Not to be thwarted by the complete absence of anything substantive, Jacobovici and his writing partner Barrie Wilson, went ahead and just made up the hidden meaning. And—wouldn’t you know it?—it happens to support Jacobovici’s earlier zany theories! There's some luck! And he acknowledges that it looks a little too lucky. “Someone might say to me, why are you finding so many great things? Why nobody else?” he said to the Daily Beast. His answer: because he's not a Christian, so he doesn't think inside a "Christian box." Side note: he's also free from the "logic box."

I feel I should mention that the man who actually translated the text for Jacobivici and Wilson, while trying to find some sort of silver lining here, has tried to distance himself from the wacky theories. And who can blame him?
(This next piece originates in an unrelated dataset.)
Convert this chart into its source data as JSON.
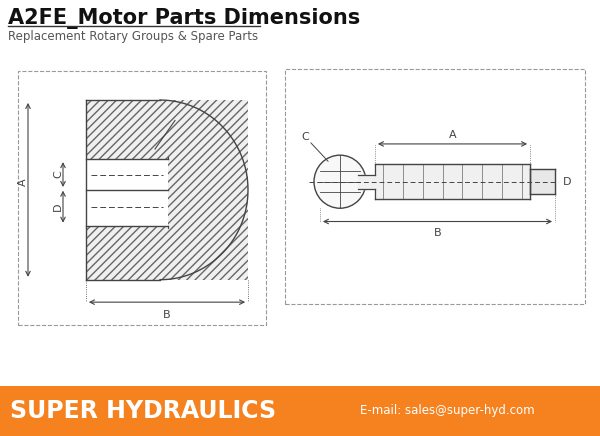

I mean, if you can find a coded story about Jesus, his wife (and her status as a goddess), and their two children in a document that doesn't even hint at that stuff...well, that says more about you than it says about Jesus or Joseph or anything else, except maybe the state of pseudo-scholarship today and its role in pop culture.

But we can't entirely blame guys like Jacobivici for the continual recycling of this stuff. If no one was buying, they wouldn't be dealing. People don’t know the first thing about the Bible today. And yet, we’ve sunk to the point where spending five minutes perusing a Wikipedia article makes them feel like an expert on any given topic. Blogs (yeah, you’re reading one now) and other forms of instant online communication and social media reinforce the notion that all of my silliest thoughts and theories should probably be read by everyone without being vetted by anyone. The Lost Gospel is a byproduct of that cultural shift, as it infects areas of life that we would have hoped would be immune to it (religion, academia, etc.)
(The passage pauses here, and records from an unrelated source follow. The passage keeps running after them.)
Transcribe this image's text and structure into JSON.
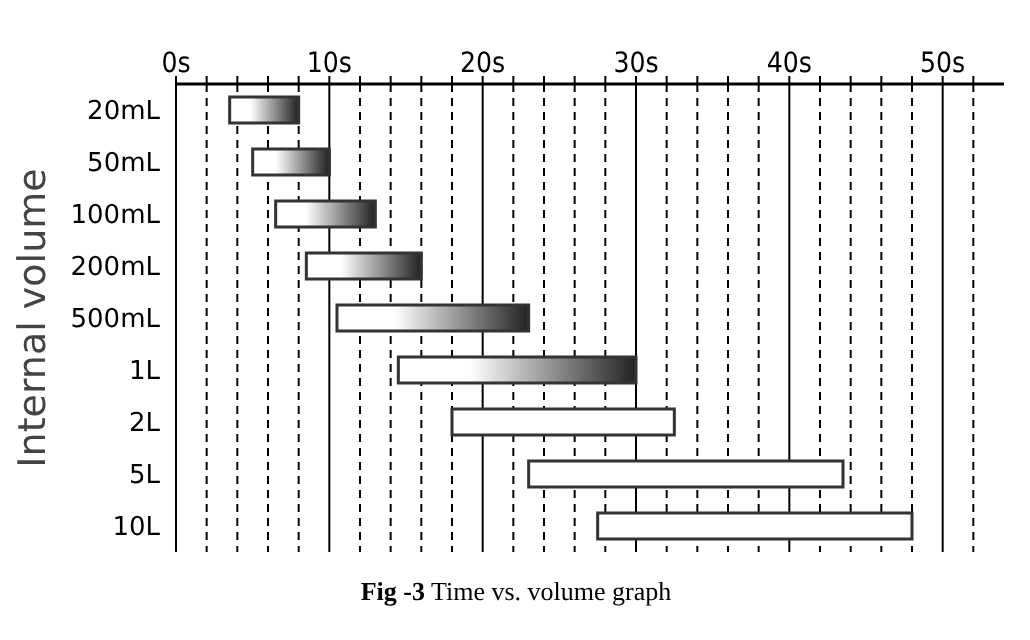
{
  "chart_data": {
    "type": "bar",
    "orientation": "horizontal",
    "title": "Fig -3 Time vs. volume graph",
    "ylabel": "Internal volume",
    "categories": [
      "20mL",
      "50mL",
      "100mL",
      "200mL",
      "500mL",
      "1L",
      "2L",
      "5L",
      "10L"
    ],
    "base": [
      3.5,
      5,
      6.5,
      8.5,
      10.5,
      14.5,
      18,
      23,
      27.5
    ],
    "values": [
      4.5,
      5,
      6.5,
      7.5,
      12.5,
      15.5,
      14.5,
      20.5,
      20.5
    ],
    "colors": [
      "#222222",
      "#222222",
      "#222222",
      "#222222",
      "#222222",
      "#222222",
      "#ffffff",
      "#ffffff",
      "#ffffff"
    ],
    "xlim": [
      0,
      54
    ],
    "xticks": [
      {
        "value": 0,
        "label": "0s"
      },
      {
        "value": 2,
        "label": null
      },
      {
        "value": 4,
        "label": null
      },
      {
        "value": 6,
        "label": null
      },
      {
        "value": 8,
        "label": null
      },
      {
        "value": 10,
        "label": "10s"
      },
      {
        "value": 12,
        "label": null
      },
      {
        "value": 14,
        "label": null
      },
      {
        "value": 16,
        "label": null
      },
      {
        "value": 18,
        "label": null
      },
      {
        "value": 20,
        "label": "20s"
      },
      {
        "value": 22,
        "label": null
      },
      {
        "value": 24,
        "label": null
      },
      {
        "value": 26,
        "label": null
      },
      {
        "value": 28,
        "label": null
      },
      {
        "value": 30,
        "label": "30s"
      },
      {
        "value": 32,
        "label": null
      },
      {
        "value": 34,
        "label": null
      },
      {
        "value": 36,
        "label": null
      },
      {
        "value": 38,
        "label": null
      },
      {
        "value": 40,
        "label": "40s"
      },
      {
        "value": 42,
        "label": null
      },
      {
        "value": 44,
        "label": null
      },
      {
        "value": 46,
        "label": null
      },
      {
        "value": 48,
        "label": null
      },
      {
        "value": 50,
        "label": "50s"
      },
      {
        "value": 52,
        "label": null
      }
    ],
    "grid": "x"
  }
}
Here's where I'd normally kick the theory to the curb with a well-placed snarky assessment. But Rev Arun Arora, director of communications for the Church of England (who apparently has a gift for deliciously understated responses to overblown situations) already crafted the perfect one-liner response to this alleged lost gospel: “It’s not lost, it’s not a gospel, it’s a very naughty marketing campaign.” (I wouldn't dream of insulting you by pointing out the Life of Brian reference).
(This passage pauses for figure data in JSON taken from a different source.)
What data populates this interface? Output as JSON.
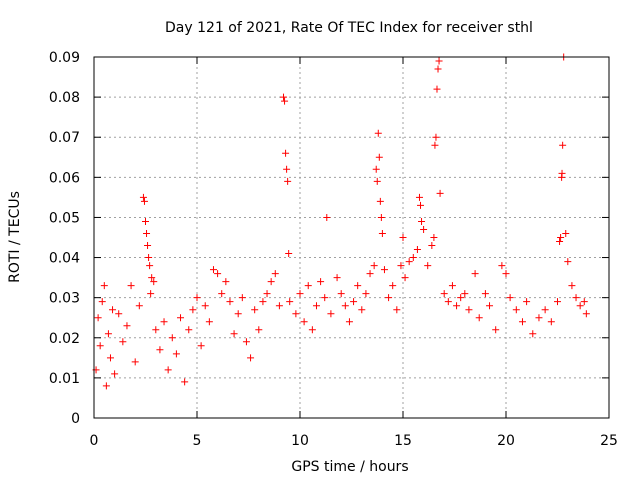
{
  "chart_data": {
    "type": "scatter",
    "title": "Day 121 of 2021, Rate Of TEC Index for receiver sthl",
    "xlabel": "GPS time / hours",
    "ylabel": "ROTI / TECUs",
    "xlim": [
      0,
      25
    ],
    "ylim": [
      0,
      0.09
    ],
    "xticks": [
      0,
      5,
      10,
      15,
      20,
      25
    ],
    "yticks": [
      0,
      0.01,
      0.02,
      0.03,
      0.04,
      0.05,
      0.06,
      0.07,
      0.08,
      0.09
    ],
    "xtick_labels": [
      "0",
      "5",
      "10",
      "15",
      "20",
      "25"
    ],
    "ytick_labels": [
      "0",
      "0.01",
      "0.02",
      "0.03",
      "0.04",
      "0.05",
      "0.06",
      "0.07",
      "0.08",
      "0.09"
    ],
    "grid": true,
    "marker": "+",
    "marker_color": "#ff0000",
    "series": [
      {
        "name": "ROTI",
        "points": [
          [
            0.1,
            0.012
          ],
          [
            0.2,
            0.025
          ],
          [
            0.3,
            0.018
          ],
          [
            0.4,
            0.029
          ],
          [
            0.5,
            0.033
          ],
          [
            0.6,
            0.008
          ],
          [
            0.7,
            0.021
          ],
          [
            0.8,
            0.015
          ],
          [
            0.9,
            0.027
          ],
          [
            1.0,
            0.011
          ],
          [
            1.2,
            0.026
          ],
          [
            1.4,
            0.019
          ],
          [
            1.6,
            0.023
          ],
          [
            1.8,
            0.033
          ],
          [
            2.0,
            0.014
          ],
          [
            2.2,
            0.028
          ],
          [
            2.4,
            0.055
          ],
          [
            2.45,
            0.054
          ],
          [
            2.5,
            0.049
          ],
          [
            2.55,
            0.046
          ],
          [
            2.6,
            0.043
          ],
          [
            2.65,
            0.04
          ],
          [
            2.7,
            0.038
          ],
          [
            2.75,
            0.031
          ],
          [
            2.8,
            0.035
          ],
          [
            2.9,
            0.034
          ],
          [
            3.0,
            0.022
          ],
          [
            3.2,
            0.017
          ],
          [
            3.4,
            0.024
          ],
          [
            3.6,
            0.012
          ],
          [
            3.8,
            0.02
          ],
          [
            4.0,
            0.016
          ],
          [
            4.2,
            0.025
          ],
          [
            4.4,
            0.009
          ],
          [
            4.6,
            0.022
          ],
          [
            4.8,
            0.027
          ],
          [
            5.0,
            0.03
          ],
          [
            5.2,
            0.018
          ],
          [
            5.4,
            0.028
          ],
          [
            5.6,
            0.024
          ],
          [
            5.8,
            0.037
          ],
          [
            6.0,
            0.036
          ],
          [
            6.2,
            0.031
          ],
          [
            6.4,
            0.034
          ],
          [
            6.6,
            0.029
          ],
          [
            6.8,
            0.021
          ],
          [
            7.0,
            0.026
          ],
          [
            7.2,
            0.03
          ],
          [
            7.4,
            0.019
          ],
          [
            7.6,
            0.015
          ],
          [
            7.8,
            0.027
          ],
          [
            8.0,
            0.022
          ],
          [
            8.2,
            0.029
          ],
          [
            8.4,
            0.031
          ],
          [
            8.6,
            0.034
          ],
          [
            8.8,
            0.036
          ],
          [
            9.0,
            0.028
          ],
          [
            9.2,
            0.08
          ],
          [
            9.25,
            0.079
          ],
          [
            9.3,
            0.066
          ],
          [
            9.35,
            0.062
          ],
          [
            9.4,
            0.059
          ],
          [
            9.45,
            0.041
          ],
          [
            9.5,
            0.029
          ],
          [
            9.8,
            0.026
          ],
          [
            10.0,
            0.031
          ],
          [
            10.2,
            0.024
          ],
          [
            10.4,
            0.033
          ],
          [
            10.6,
            0.022
          ],
          [
            10.8,
            0.028
          ],
          [
            11.0,
            0.034
          ],
          [
            11.2,
            0.03
          ],
          [
            11.3,
            0.05
          ],
          [
            11.5,
            0.026
          ],
          [
            11.8,
            0.035
          ],
          [
            12.0,
            0.031
          ],
          [
            12.2,
            0.028
          ],
          [
            12.4,
            0.024
          ],
          [
            12.6,
            0.029
          ],
          [
            12.8,
            0.033
          ],
          [
            13.0,
            0.027
          ],
          [
            13.2,
            0.031
          ],
          [
            13.4,
            0.036
          ],
          [
            13.6,
            0.038
          ],
          [
            13.7,
            0.062
          ],
          [
            13.75,
            0.059
          ],
          [
            13.8,
            0.071
          ],
          [
            13.85,
            0.065
          ],
          [
            13.9,
            0.054
          ],
          [
            13.95,
            0.05
          ],
          [
            14.0,
            0.046
          ],
          [
            14.1,
            0.037
          ],
          [
            14.3,
            0.03
          ],
          [
            14.5,
            0.033
          ],
          [
            14.7,
            0.027
          ],
          [
            14.9,
            0.038
          ],
          [
            15.0,
            0.045
          ],
          [
            15.1,
            0.035
          ],
          [
            15.3,
            0.039
          ],
          [
            15.5,
            0.04
          ],
          [
            15.7,
            0.042
          ],
          [
            15.8,
            0.055
          ],
          [
            15.85,
            0.053
          ],
          [
            15.9,
            0.049
          ],
          [
            16.0,
            0.047
          ],
          [
            16.2,
            0.038
          ],
          [
            16.4,
            0.043
          ],
          [
            16.5,
            0.045
          ],
          [
            16.55,
            0.068
          ],
          [
            16.6,
            0.07
          ],
          [
            16.65,
            0.082
          ],
          [
            16.7,
            0.087
          ],
          [
            16.75,
            0.089
          ],
          [
            16.8,
            0.056
          ],
          [
            17.0,
            0.031
          ],
          [
            17.2,
            0.029
          ],
          [
            17.4,
            0.033
          ],
          [
            17.6,
            0.028
          ],
          [
            17.8,
            0.03
          ],
          [
            18.0,
            0.031
          ],
          [
            18.2,
            0.027
          ],
          [
            18.5,
            0.036
          ],
          [
            18.7,
            0.025
          ],
          [
            19.0,
            0.031
          ],
          [
            19.2,
            0.028
          ],
          [
            19.5,
            0.022
          ],
          [
            19.8,
            0.038
          ],
          [
            20.0,
            0.036
          ],
          [
            20.2,
            0.03
          ],
          [
            20.5,
            0.027
          ],
          [
            20.8,
            0.024
          ],
          [
            21.0,
            0.029
          ],
          [
            21.3,
            0.021
          ],
          [
            21.6,
            0.025
          ],
          [
            21.9,
            0.027
          ],
          [
            22.2,
            0.024
          ],
          [
            22.5,
            0.029
          ],
          [
            22.6,
            0.044
          ],
          [
            22.65,
            0.045
          ],
          [
            22.7,
            0.06
          ],
          [
            22.72,
            0.061
          ],
          [
            22.75,
            0.068
          ],
          [
            22.8,
            0.09
          ],
          [
            22.9,
            0.046
          ],
          [
            23.0,
            0.039
          ],
          [
            23.2,
            0.033
          ],
          [
            23.4,
            0.03
          ],
          [
            23.6,
            0.028
          ],
          [
            23.8,
            0.029
          ],
          [
            23.9,
            0.026
          ]
        ]
      }
    ]
  }
}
But even if we were to grant the supposed hidden meaning, why on earth would we think that a coded Jewish work from the fourth or fifth century would be a more reliable source about the life of Christ than the Gospels, which were written in plain language and much earlier? Maybe there's another reason people don't want to deal with the Jesus of the Bible.


1 comment:

  1. Great post. This line made me laugh out loud: "One might be tempted to wonder why the person censoring this sensitive information wouldn’t just, ya know, burn the whole letter, but whatever…" Classic.